Diğer taraftan, 15 Haziran Avrupa Merkez Bankası (ECB) toplantısı öncesinde ise Euro Bölgesi’nde açıklanan enflasyon verileri de önemliydi. Her ne kadar çekirdek rakamlarda gerileme görsek de bunun geçici olabileceğini, yüksek seviyelerini korumaya ve yapışkan enflasyon görünümünün devam edebileceğini düşünüyoruz. Nitekim ECB Başkanı Christine Lagarde, son açıklamalarında çekirdek enflasyonda ılımlılık işaretleri olduğunu kabul etse de fiyatlarda zirve aramak için henüz çok erken olduğunu yeniden vurguladığını görüyoruz.

Kısacası, önümüzdeki dönemde likidite ve resesyon endişeleri öncülüğünde risk algısındaki eğilim piyasalar açısından belirleyici olacak. Bu doğrultuda da özellikle 14 Haziran FED ve 15 Haziran ECB toplantısına kadar açıklanacak makro verilerden gelecek sinyallerin riskli varlıklar açısından önemli olmaya devam edeceğini düşünüyoruz. Açıklanan birçok makro veri karışık yönde sinyaller üretiyor.
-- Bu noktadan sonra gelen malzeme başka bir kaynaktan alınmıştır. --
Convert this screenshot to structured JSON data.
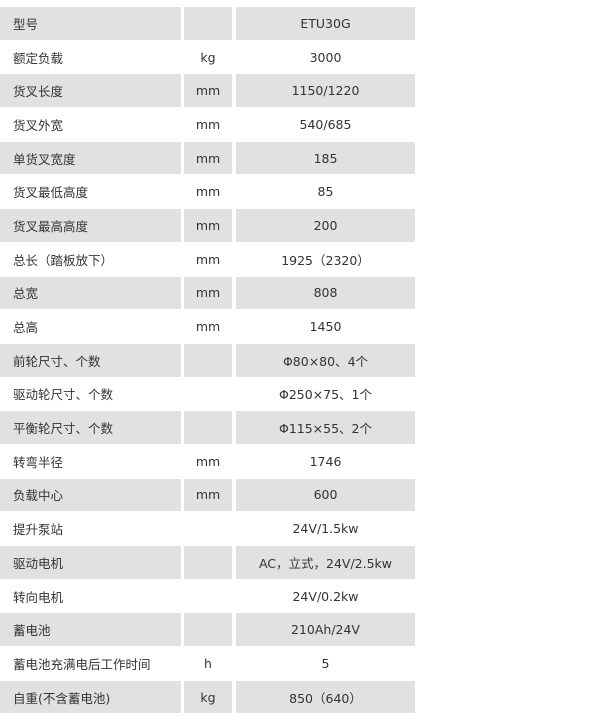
{
  "table": {
    "rows": [
      {
        "label": "型号",
        "unit": "",
        "value": "ETU30G"
      },
      {
        "label": "额定负载",
        "unit": "kg",
        "value": "3000"
      },
      {
        "label": "货叉长度",
        "unit": "mm",
        "value": "1150/1220"
      },
      {
        "label": "货叉外宽",
        "unit": "mm",
        "value": "540/685"
      },
      {
        "label": "单货叉宽度",
        "unit": "mm",
        "value": "185"
      },
      {
        "label": "货叉最低高度",
        "unit": "mm",
        "value": "85"
      },
      {
        "label": "货叉最高高度",
        "unit": "mm",
        "value": "200"
      },
      {
        "label": "总长（踏板放下）",
        "unit": "mm",
        "value": "1925（2320）"
      },
      {
        "label": "总宽",
        "unit": "mm",
        "value": "808"
      },
      {
        "label": "总高",
        "unit": "mm",
        "value": "1450"
      },
      {
        "label": "前轮尺寸、个数",
        "unit": "",
        "value": "Φ80×80、4个"
      },
      {
        "label": "驱动轮尺寸、个数",
        "unit": "",
        "value": "Φ250×75、1个"
      },
      {
        "label": "平衡轮尺寸、个数",
        "unit": "",
        "value": "Φ115×55、2个"
      },
      {
        "label": "转弯半径",
        "unit": "mm",
        "value": "1746"
      },
      {
        "label": "负载中心",
        "unit": "mm",
        "value": "600"
      },
      {
        "label": "提升泵站",
        "unit": "",
        "value": "24V/1.5kw"
      },
      {
        "label": "驱动电机",
        "unit": "",
        "value": "AC，立式，24V/2.5kw"
      },
      {
        "label": "转向电机",
        "unit": "",
        "value": "24V/0.2kw"
      },
      {
        "label": "蓄电池",
        "unit": "",
        "value": "210Ah/24V"
      },
      {
        "label": "蓄电池充满电后工作时间",
        "unit": "h",
        "value": "5"
      },
      {
        "label": "自重(不含蓄电池)",
        "unit": "kg",
        "value": "850（640）"
      }
    ],
    "colors": {
      "stripe": "#e1e1e1",
      "text": "#333333"
    }
  }
}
Büyüme tarafında bazı öncü verilerde zayıf yönde sinyaller görsek de belirgin anlamda bir soğuma işareti henüz görülmüyor. Çekirdek enflasyonun ise nispeten yapışkan kalmaya devam ettiğini görüyoruz ki Haziran ayında duraklamaya gidilebilecek olsa da bu merkez bankalarının bir süre daha faizleri yüksek seviyelerde tutmalarına neden olabilir. Bu doğrultuda da 13 Haziran’da açıklanacak ABD enflasyon verilerinin kısa vadede takip edilecek önemli verilerden biri olduğunu hatırlatalım.

Piyasa yapısına baktığımızda ise, ana varlık gruplarında trend karşıtı hareketlerin etkili olduğunu görüyoruz. Hisselerde ve tahvil faizlerinde yükselişlerin, uzun vadeli dip oluşumu sinyalleri üreten dolar endeksinde yukarı hareketin etkisini sürdürdüğünü, 2023 diplerini aşağı geçen emtialarda tepki yükselişlerinin etkili olduğunu ve zirve seviyelerden geri çekilen altında ise 1940 destek bölgesi üzerinde yatay eğilimin etkili olduğunu görüyoruz. Küresel risk barometresi olarak da izlediğimiz S&P 500 endeksinde kısa vadede yükseliş hareketi devam edebilir. Yukarıda 4300-4320 direnç bölgesi önemini koruyor. Ancak yukarı yönlü potansiyelin sınırlı olduğunu, son yaşadığımız hareketlerin geçici olduğunu düşünüyoruz.  Beklediğimiz riskten kaçış fiyatlaması ile daha uzun vadede 3500 ana destek bölgesinin tekrar test edilebileceğini bekliyoruz.

Kısacası borç tavanı anlaşması, FED’in faiz artırım döngüsünün bittiğine ve resesyonun kaçınılabilir olduğuna dair iyimserlik, kısa vadede piyasalara destek olsa da biz, hisse senetlerinde ayı piyasasının sonlanmadığını, parasal sıkılaşmanın gecikmeli etkileri belirginleştikçe resesyon fiyatlaması oluşmasını ve bankacılık sektöründe son yaşanan gelişmelerin daha görünür hale gelmesinin önemli bir risk oluşturduğunu düşünmeye devam ediyoruz. Strateji raporlarımızda sıklıkla vurguladığımız gibi küresel piyasalarda önümüzdeki dönemde riskten kaçış fiyatlaması bekliyoruz. Bu beklediğimiz büyük düşüşün yaz aylarında veya sonbaharda bir dip ile son bulacağını inanıyoruz.